Royal Watch: Etienne Horner on the Induction of Labour


With the world on tenterhooks for the impending royal birth, Etienne Horner – obstetrician and gynaecologist at the Lindo Wing and Portland Hospital – discusses induction.

Some women tell me that in the first few weeks of pregnancy they don’t want to be induced as they have heard horror stories. Some even ask at what stage of pregnancy I would consider an induction and how often induction of labour ends in caesarean section for my patients. At the other end of the scale there are women who want to be induced on a particular date because it suits them better.
There is a huge difference in how women experience induction; those pregnant for the first time often have a different experience to women who have previously given birth.

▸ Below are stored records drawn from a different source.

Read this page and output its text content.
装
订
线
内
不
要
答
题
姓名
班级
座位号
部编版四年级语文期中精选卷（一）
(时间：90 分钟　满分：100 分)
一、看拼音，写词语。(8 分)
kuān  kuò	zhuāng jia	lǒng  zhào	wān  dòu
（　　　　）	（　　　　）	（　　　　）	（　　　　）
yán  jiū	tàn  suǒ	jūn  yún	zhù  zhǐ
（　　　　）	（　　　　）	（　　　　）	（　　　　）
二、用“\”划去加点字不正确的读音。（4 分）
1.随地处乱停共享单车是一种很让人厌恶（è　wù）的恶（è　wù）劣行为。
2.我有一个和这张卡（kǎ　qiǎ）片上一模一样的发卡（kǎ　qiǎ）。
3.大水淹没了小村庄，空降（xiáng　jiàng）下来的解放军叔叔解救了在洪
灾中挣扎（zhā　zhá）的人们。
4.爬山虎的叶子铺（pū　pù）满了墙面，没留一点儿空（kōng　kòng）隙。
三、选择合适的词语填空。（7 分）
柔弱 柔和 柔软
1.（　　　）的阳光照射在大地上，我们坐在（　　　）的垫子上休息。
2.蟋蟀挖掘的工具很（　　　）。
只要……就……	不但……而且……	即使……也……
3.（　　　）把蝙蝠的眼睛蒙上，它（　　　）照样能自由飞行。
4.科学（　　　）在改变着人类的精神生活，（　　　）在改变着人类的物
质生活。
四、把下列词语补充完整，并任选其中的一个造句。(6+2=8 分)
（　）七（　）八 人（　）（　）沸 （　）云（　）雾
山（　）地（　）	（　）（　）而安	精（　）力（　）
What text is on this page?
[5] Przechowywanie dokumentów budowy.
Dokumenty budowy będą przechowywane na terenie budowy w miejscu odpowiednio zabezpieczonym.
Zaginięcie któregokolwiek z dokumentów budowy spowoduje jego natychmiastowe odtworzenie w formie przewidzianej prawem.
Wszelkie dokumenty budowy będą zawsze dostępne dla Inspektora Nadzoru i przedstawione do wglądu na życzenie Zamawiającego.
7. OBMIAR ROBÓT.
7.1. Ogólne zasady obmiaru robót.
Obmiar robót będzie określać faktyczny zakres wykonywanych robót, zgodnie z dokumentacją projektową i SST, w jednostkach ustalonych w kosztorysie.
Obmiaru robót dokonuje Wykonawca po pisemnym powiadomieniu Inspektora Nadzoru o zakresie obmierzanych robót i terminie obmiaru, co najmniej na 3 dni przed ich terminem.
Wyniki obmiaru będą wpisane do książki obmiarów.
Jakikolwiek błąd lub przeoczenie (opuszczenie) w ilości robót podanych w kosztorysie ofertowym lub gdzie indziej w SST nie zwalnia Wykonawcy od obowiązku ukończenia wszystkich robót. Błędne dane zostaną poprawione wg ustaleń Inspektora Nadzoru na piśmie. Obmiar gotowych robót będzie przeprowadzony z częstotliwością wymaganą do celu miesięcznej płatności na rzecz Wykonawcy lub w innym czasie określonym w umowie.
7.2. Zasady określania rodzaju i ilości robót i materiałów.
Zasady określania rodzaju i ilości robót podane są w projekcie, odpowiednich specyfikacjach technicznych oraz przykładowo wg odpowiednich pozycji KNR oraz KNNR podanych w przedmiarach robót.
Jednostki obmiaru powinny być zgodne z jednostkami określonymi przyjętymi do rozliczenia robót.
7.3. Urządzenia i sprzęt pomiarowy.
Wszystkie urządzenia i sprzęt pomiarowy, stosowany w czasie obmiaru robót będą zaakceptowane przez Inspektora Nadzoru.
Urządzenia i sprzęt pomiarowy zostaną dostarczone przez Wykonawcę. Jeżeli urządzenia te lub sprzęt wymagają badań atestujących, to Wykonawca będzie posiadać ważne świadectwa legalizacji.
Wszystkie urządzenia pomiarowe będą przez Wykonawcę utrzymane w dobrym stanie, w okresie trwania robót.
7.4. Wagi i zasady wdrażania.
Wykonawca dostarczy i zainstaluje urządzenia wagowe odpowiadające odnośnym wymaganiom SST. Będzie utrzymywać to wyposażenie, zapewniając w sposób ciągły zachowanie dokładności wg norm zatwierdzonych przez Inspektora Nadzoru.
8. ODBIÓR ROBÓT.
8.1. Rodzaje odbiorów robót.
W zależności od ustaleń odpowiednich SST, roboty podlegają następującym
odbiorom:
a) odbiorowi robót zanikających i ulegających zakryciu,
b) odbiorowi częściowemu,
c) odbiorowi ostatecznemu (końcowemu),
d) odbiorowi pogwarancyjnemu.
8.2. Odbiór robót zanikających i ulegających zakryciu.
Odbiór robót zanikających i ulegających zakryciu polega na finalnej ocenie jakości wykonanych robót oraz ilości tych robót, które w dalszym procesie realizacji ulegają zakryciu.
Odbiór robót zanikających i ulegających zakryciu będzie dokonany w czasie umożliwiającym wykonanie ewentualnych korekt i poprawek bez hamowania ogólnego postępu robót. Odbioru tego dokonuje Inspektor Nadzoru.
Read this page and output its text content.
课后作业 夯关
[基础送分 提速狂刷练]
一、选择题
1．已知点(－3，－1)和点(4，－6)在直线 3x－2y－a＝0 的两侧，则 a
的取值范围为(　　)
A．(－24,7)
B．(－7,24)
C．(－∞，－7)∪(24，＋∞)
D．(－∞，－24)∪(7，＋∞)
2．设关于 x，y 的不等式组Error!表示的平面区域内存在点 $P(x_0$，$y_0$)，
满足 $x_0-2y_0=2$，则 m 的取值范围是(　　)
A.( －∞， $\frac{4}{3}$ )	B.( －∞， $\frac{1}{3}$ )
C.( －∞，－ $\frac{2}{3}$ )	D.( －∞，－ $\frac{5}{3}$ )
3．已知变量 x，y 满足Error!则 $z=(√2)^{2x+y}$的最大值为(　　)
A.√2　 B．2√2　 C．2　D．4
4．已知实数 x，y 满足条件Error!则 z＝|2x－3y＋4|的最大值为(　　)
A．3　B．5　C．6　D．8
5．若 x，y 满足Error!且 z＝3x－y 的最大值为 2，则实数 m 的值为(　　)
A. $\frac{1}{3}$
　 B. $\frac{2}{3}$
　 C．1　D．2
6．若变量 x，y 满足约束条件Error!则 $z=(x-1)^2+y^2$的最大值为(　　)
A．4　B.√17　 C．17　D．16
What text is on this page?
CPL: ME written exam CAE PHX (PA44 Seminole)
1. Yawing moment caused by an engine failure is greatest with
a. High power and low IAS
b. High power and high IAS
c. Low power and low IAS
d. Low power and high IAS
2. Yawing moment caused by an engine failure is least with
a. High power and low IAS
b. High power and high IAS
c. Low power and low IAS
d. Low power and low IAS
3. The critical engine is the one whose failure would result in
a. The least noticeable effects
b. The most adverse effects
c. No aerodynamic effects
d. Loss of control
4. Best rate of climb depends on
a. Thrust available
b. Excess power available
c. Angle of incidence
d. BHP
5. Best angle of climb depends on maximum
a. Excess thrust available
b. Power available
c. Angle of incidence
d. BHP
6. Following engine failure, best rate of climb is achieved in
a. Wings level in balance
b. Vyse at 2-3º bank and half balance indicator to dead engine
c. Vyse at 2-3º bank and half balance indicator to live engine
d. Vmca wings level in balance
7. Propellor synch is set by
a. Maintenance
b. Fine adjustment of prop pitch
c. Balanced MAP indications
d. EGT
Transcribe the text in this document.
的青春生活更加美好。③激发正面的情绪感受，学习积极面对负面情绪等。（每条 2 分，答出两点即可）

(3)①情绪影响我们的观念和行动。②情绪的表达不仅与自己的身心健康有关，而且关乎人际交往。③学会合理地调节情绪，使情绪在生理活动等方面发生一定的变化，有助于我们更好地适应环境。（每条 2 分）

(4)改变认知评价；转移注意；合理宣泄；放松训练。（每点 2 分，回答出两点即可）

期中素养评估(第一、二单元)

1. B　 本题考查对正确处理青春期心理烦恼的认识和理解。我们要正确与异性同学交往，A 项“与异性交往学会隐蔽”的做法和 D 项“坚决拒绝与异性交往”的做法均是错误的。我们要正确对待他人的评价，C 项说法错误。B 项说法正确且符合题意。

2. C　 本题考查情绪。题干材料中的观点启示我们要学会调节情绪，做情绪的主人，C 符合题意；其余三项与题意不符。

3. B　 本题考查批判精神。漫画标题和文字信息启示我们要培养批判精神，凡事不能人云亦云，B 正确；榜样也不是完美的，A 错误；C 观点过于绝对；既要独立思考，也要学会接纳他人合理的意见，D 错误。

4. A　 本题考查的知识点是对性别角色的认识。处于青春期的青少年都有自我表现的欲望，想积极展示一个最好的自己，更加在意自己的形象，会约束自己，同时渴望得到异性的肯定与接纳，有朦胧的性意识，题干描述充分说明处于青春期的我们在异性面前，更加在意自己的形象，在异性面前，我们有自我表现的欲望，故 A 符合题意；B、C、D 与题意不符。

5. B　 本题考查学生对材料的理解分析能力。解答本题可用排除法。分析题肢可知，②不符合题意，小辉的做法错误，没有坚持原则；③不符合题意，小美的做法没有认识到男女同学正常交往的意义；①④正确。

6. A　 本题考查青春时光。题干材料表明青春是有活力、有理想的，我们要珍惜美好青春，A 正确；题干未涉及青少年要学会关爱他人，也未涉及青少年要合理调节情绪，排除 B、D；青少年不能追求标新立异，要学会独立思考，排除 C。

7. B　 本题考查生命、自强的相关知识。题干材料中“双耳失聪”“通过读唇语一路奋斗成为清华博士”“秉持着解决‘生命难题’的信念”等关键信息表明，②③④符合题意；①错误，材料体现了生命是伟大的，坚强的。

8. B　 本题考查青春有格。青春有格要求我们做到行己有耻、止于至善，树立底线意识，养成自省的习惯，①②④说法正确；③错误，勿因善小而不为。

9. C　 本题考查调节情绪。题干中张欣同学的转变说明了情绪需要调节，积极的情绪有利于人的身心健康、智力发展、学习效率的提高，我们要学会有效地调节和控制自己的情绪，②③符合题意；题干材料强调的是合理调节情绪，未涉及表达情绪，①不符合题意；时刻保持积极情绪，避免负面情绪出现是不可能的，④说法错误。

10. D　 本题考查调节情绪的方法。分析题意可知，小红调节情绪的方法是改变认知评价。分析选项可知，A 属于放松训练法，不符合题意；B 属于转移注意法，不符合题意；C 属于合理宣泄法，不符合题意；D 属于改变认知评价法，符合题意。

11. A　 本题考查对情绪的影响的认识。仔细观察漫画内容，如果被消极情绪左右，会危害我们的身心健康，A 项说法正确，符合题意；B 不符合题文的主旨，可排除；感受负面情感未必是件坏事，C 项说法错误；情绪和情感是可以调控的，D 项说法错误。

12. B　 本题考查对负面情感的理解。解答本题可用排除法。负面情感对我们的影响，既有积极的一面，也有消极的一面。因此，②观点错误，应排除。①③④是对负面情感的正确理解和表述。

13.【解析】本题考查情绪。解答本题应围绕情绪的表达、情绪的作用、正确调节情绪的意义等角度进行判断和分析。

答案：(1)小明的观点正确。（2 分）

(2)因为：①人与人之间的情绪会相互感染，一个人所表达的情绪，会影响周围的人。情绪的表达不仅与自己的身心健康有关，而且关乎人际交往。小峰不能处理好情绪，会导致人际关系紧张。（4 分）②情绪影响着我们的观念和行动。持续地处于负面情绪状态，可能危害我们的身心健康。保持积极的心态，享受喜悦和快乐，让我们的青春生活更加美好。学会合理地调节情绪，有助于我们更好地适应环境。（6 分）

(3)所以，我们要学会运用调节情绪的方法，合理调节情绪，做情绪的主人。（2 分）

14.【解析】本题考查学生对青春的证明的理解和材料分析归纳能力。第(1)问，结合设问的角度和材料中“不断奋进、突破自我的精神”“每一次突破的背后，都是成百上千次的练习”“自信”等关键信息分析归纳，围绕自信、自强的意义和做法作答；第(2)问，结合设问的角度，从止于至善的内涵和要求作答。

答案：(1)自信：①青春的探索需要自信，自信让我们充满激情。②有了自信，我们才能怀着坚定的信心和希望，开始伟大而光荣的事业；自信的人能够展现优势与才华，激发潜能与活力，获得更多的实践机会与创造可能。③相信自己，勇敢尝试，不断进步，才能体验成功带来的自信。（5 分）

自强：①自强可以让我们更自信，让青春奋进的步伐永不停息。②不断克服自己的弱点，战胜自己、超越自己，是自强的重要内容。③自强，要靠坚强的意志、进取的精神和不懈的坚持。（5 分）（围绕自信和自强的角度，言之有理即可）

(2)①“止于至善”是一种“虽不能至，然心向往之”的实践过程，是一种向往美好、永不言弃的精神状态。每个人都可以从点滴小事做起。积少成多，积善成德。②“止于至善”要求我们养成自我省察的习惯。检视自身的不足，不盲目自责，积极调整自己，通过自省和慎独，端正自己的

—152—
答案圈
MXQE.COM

The aim of induction is to achieve a safe vaginal delivery. The process is usually started with a specialised vaginal gel that softens and dilates the cervix. The gel acts slowly on the cervix to cause a cramp-period-like pain. It is important to mobilise whilst the gel is working as this helps to dilate the cervix. The gel can be repeated every six hours, for up to 24 hours, but most women do not require more than one or two doses.
Once the cervix has dilated a little, we can break the waters and start a syntocinon drip to keep the contractions going. If the patient experiences strong and regular contractions early on then the drip may not be needed, but it is almost always required for first-time births. Once labour has started properly, the induction has done its job, and we can then continue to assess the labour as it progresses.
Women can be induced from 39 weeks onwards (but ideally not any earlier if there is no medical indication to do so). Induction can be a positive experience culminating in a vaginal delivery if there are realistic expectations about the process, timelines and good pain relief (epidural). With all of that in mind, I feel induction of labour is a good way of achieving a vaginal birth.